2. Depression: The patient’s household is in chaos, leading to stress. Symptoms of depression include irritability, low energy, and difficulty concentrating (Tolentino & Schmidt, 2018). The patient’s depressed mood may be a result of her strained family relationships, unemployment, separation from her husband, and the feeling of being unable to control her children.
3. Dysthymic Disorder: This condition is characterized by feelings of hopelessness and a reduced interest in life. The patient experiences poor concentration and low energy (Carta et al., 2019). She also feels helpless and hopeless, making this another potential diagnosis.

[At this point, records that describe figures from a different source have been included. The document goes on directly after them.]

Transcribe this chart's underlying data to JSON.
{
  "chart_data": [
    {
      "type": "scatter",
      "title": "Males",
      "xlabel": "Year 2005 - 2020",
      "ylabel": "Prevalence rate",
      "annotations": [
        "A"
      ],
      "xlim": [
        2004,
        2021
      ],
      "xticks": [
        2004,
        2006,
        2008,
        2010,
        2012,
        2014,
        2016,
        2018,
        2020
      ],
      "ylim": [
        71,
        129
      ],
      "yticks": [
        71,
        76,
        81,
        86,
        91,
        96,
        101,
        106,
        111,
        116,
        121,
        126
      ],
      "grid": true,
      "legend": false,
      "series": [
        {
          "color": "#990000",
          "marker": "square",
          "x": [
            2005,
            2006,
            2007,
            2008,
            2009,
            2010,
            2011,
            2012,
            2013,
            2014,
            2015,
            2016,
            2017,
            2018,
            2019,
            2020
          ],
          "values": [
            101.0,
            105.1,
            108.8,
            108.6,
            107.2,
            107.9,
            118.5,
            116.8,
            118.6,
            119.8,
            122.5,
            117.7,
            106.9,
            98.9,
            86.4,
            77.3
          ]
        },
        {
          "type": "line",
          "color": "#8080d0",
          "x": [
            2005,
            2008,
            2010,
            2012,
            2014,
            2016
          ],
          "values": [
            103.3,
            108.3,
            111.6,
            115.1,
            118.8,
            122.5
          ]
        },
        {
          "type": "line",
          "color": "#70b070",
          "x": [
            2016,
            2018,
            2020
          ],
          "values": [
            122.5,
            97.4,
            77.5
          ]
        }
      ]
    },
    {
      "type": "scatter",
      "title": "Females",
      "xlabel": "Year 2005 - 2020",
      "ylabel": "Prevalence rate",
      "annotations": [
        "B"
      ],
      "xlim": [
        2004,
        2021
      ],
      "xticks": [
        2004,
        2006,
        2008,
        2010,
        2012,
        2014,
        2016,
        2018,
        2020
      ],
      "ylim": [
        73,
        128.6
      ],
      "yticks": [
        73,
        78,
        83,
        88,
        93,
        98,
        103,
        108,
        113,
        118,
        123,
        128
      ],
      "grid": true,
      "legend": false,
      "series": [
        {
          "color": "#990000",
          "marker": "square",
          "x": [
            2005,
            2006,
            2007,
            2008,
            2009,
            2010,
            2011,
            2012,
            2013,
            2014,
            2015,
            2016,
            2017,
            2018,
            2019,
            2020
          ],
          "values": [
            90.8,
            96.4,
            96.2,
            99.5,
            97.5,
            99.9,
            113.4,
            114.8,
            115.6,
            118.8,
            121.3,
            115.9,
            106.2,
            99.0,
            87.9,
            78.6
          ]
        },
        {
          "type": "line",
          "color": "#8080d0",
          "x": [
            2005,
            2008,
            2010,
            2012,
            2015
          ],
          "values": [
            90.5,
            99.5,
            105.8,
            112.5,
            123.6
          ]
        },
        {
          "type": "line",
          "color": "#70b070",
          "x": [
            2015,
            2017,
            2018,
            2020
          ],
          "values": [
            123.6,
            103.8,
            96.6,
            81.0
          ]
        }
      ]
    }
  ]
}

Case Formulation and Treatment Plan:
The patient requires an intensive psychotherapy plan that combines family therapy and individual therapy. Psychotherapy sessions should be conducted weekly. Medication management is indicated and should be prescribed by a psychiatric specialist. Arrangements for transportation to facilitate the patient’s mobility should be made. Given the patient’s overweight condition, a weight-reducing diet is recommended. The patient should also have a medical assessment of her foot, which underwent surgery.
Reflections:
This case study highlights the importance of patient-family relationships in mental health and overall well-being. The patient has five children, and the family is in turmoil due to her adherence to traditional values, while her daughters seek contemporary lifestyles and their own identities. Additional information could have been sought to better understand the patient’s situation, especially concerning her psychiatric history before immigrating to the USA from Iran. Ethical and safety considerations must be upheld to ensure the patient receives appropriate treatment. One of the Social Determinants of Health (SDOH) that may impact the patient’s outcome is access. The patient is disabled, and arrangements for transportation are necessary for her to attend psychotherapy sessions. Health promotion and education should focus on encouraging her children to lead their lives while providing support when needed. Additionally, the patient would benefit from a diet to manage her overweight condition.